Secondo un uomo così, oggi, l’Italia è all’ultimo posto: lo è fra i Paesi che Bridgewater, il suo hedge fund, prende in considerazione in base alle prospettive di crescita date dalla loro competitività  internazionale. Poiché è ossessivamente fissato sui numeri, piuttosto che per modestia, Ray Dalio spiega che circa una volta su tre può sbagliarsi nelle sue scelte d’investimento.
Ma sull’Italia e altre 19 economie importanti del pianeta, i ricercatori di Bridgewater hanno certamente raccolto molte informazioni. A loro avviso la capacità  di crescita nei prossimi dieci anni, la «formula per il successo economico», sarà  determinata al 65% dalla competitività  e solo al 35% dal livello d’indebitamento. E l’Italia fa molto peggio nella prima graduatoria, dov’è ultima dopo Grecia, Francia e Spagna, che nell’altra dove è nella parte bassa ma non proprio in fondo. In base alla sola competitività , lo hedge fund Bridgewater prevede per l’Italia una contrazione media del Pil dell’1% per ciascuno dei prossimi dieci anni: in uno scenario di questi tipo, pochi Paesi occidentali sarebbero in grado di continuare a finanziare il proprio debito e sostenere il sistema bancario.
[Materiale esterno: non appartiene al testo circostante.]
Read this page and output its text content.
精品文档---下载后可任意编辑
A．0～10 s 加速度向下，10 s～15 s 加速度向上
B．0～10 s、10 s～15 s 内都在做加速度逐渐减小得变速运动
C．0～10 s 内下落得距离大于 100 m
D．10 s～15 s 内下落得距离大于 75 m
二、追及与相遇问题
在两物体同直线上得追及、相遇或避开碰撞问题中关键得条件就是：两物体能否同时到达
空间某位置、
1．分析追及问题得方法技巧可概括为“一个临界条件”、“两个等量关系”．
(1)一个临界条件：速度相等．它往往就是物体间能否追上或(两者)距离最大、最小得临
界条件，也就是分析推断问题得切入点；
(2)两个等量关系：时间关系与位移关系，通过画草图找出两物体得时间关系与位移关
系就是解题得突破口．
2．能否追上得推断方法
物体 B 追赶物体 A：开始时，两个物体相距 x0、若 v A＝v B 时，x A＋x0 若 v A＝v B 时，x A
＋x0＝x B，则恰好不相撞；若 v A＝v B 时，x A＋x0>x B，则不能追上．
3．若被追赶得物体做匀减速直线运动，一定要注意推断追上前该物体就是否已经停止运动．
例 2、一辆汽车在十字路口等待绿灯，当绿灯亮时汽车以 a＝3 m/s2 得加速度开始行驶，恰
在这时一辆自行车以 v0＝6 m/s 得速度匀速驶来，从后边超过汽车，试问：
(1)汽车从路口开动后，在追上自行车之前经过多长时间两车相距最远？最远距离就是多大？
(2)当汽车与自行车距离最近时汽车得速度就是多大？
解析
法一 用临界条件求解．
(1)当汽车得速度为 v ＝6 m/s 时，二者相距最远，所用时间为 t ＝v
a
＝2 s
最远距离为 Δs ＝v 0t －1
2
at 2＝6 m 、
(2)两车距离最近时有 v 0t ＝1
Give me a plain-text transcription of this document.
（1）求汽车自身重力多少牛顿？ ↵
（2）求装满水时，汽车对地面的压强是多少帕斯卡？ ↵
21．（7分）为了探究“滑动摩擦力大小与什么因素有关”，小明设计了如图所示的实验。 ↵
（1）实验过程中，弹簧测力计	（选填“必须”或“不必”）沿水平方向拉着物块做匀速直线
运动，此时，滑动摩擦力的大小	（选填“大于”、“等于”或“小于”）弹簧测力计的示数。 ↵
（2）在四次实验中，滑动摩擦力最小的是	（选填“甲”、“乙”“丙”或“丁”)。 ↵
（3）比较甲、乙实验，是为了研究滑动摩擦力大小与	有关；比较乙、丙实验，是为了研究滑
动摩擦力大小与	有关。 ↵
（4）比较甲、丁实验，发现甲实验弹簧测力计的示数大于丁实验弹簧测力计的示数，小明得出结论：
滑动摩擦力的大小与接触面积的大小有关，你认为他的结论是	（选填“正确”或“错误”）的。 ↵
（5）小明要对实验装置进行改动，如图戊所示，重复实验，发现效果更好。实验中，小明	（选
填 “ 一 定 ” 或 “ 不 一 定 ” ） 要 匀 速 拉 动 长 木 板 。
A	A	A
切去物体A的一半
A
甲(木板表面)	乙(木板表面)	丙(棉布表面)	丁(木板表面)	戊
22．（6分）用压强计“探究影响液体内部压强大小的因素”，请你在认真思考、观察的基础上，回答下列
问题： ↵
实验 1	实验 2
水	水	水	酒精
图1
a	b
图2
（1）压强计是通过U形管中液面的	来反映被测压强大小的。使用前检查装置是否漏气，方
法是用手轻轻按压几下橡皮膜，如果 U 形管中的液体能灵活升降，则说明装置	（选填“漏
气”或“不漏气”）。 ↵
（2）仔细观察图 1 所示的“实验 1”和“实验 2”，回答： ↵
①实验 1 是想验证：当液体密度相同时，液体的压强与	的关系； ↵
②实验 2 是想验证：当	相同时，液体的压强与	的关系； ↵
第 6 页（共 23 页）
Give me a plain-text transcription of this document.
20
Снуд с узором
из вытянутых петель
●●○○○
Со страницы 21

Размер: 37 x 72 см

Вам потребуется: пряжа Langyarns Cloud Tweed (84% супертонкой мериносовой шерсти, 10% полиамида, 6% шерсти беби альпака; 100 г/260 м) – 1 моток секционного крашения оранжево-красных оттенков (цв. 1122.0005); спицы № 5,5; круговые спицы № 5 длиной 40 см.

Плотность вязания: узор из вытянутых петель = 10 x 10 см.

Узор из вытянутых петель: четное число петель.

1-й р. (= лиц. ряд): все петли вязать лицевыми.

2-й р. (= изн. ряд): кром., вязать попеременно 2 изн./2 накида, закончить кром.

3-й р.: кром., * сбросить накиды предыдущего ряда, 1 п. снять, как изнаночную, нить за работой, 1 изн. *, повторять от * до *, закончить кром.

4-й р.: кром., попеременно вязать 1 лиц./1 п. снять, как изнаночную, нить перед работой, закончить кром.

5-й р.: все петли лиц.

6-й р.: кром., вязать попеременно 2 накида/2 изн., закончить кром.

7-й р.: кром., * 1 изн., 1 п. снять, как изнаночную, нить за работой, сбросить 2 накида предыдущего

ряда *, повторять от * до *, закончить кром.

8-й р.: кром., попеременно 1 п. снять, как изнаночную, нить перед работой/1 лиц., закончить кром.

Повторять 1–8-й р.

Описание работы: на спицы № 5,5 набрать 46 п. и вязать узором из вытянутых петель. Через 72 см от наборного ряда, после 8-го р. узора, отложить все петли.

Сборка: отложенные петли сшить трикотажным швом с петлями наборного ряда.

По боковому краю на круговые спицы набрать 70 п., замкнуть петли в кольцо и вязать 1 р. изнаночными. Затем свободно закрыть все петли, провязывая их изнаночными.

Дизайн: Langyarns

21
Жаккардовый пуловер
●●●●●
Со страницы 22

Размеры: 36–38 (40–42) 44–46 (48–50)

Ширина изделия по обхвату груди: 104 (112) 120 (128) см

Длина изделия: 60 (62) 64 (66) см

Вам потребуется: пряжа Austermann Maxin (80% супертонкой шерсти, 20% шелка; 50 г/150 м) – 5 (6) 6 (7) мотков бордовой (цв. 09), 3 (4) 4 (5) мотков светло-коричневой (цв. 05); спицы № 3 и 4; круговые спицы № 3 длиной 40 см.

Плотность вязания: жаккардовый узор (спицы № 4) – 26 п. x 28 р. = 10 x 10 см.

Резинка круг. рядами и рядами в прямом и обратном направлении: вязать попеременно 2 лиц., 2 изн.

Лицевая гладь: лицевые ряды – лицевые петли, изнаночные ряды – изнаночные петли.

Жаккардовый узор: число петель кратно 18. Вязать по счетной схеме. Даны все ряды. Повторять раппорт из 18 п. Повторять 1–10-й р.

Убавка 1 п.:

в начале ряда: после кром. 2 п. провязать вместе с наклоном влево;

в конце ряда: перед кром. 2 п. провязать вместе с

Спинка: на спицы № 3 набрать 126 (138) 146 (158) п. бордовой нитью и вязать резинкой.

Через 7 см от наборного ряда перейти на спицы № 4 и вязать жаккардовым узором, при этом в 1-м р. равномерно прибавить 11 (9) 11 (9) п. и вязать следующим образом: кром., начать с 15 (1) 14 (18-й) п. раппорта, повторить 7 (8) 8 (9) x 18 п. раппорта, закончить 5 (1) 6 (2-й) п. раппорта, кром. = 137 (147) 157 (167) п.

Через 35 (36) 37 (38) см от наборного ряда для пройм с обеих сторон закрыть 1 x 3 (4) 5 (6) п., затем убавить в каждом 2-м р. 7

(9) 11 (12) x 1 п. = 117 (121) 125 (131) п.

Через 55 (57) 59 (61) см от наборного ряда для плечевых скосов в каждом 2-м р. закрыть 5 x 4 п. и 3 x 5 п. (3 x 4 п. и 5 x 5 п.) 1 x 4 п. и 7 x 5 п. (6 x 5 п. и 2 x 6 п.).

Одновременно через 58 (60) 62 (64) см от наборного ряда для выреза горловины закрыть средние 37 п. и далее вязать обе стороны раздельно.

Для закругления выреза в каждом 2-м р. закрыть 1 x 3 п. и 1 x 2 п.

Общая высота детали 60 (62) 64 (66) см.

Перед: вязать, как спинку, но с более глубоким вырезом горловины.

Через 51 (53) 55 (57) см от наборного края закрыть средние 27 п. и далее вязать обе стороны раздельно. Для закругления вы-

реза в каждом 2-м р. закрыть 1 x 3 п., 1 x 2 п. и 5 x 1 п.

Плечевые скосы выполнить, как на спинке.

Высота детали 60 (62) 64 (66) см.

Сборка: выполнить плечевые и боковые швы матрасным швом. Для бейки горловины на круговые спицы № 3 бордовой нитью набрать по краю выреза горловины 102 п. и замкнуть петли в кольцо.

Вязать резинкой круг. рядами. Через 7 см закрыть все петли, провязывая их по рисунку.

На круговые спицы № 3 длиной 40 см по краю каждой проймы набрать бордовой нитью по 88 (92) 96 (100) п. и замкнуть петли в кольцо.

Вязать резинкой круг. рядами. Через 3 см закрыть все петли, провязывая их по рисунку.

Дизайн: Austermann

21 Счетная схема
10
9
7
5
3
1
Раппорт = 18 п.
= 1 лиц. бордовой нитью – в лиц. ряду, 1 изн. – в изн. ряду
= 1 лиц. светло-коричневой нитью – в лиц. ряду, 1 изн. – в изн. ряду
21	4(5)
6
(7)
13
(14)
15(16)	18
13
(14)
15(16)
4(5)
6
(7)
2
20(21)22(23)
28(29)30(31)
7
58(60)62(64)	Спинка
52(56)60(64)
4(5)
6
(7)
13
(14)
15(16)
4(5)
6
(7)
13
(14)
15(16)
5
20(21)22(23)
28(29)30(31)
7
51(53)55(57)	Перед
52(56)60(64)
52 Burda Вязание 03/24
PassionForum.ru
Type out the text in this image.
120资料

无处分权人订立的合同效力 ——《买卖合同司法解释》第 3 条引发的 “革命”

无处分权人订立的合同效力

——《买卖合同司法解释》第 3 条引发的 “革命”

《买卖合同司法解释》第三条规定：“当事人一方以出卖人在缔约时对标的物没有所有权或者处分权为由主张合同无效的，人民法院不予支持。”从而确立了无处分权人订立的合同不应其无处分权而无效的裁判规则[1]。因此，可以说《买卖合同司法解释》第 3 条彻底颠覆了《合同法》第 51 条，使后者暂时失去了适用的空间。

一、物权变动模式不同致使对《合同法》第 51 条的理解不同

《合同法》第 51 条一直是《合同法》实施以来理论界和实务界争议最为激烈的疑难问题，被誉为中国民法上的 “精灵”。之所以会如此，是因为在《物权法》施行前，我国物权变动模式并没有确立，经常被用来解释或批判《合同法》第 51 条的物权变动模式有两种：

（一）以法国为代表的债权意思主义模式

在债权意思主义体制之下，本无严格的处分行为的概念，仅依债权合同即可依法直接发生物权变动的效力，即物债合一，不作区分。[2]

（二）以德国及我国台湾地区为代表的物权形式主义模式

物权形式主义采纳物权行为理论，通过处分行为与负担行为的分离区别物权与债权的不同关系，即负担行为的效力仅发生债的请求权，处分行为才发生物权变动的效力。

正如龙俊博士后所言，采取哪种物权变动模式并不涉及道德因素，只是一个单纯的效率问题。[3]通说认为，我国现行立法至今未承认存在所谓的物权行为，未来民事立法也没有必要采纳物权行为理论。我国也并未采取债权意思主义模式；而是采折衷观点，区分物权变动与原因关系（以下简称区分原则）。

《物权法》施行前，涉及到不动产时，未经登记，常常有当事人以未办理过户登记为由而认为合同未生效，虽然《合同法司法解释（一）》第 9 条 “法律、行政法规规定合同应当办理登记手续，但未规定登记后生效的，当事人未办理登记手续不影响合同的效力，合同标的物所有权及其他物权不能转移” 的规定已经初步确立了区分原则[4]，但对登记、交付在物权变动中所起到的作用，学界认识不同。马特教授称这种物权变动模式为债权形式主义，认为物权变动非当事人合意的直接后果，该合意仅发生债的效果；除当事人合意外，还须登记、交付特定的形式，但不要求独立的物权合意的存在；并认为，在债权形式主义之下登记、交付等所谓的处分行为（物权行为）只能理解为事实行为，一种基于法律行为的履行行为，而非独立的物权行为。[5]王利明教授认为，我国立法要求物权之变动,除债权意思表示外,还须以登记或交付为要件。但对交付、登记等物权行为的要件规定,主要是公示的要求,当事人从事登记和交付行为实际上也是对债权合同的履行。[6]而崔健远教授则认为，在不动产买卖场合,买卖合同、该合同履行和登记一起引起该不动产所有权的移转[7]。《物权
Alcuni dei grafici di Dalio indicano quali sono in particolare i punti deboli del Paese. L’Italia risulta ultima, ancora una volta dopo la Grecia e la Francia, nel valore che Bridgewater definisce il «lavorare duro» (in rapporto al livello di reddito). In questo indicatore rientrano dati numerici sulla media delle ore lavorate, sulla forza lavoro attiva rispetto al totale della popolazione, sull’età  effettiva della pensione e sulla reale quantità  di giorni all’anno in cui i lavoratori sono in vacanza o assenti per altri permessi.
L’Italia risulta ultima o fra le ultimissime economie per capacità  di crescita anche a causa di aspetti che Dalio definisce «culturali». Il più evidente va sotto il nome, secondo Bridgewater, di «godersela invece di raggiungere obiettivi»: vi rientra la scelta fra fattori come il dare la priorità  alla crescita o all’avere voce in capitolo nella società , alla difesa o all’avere città  più belle. Queste suonano come domande dall’esito scontato in Europa, ma non lo sono per la metà  del genere umano che vive in Asia. Fra i valori presi in considerazione c’è la convinzione che «il lavoro duro porta al successo», o sul fatto che la concorrenza sia «dannosa» o meno, oppure il senso di responsabilità  che si instilla nei bambini. Secondo Dalio, anche le preferenze della popolazione su questa serie di principi misurano la capacità  di crescita di un’economia nei prossimi dieci anni. E qui l’Italia è terzultima, davanti a Francia e Ungheria e di poco dietro a Grecia e Spagna.
Ultima poi l’Italia è anche per criteri più convenzionali come la rigidità  di regole sul lavoro, mentre risulta penultima per l’invadenza del settore pubblico e per lo spirito commerciale e sull’innovazione.
Il messaggio di Ray Dalio è chiaro. Se continua così, il Paese dei suoi progenitori continuerà  ad avere un’economia debole anche nel prossimo decennio. Ma si tratta in primo luogo di una preferenza collettiva dei suoi abitanti, forse inconsapevole ma frutto di milioni di comportamenti che si sommano. Pochi italiani vanno fieri del risultato finale. Ma cambiare strada, per ora, sembra tutta un’altra storia.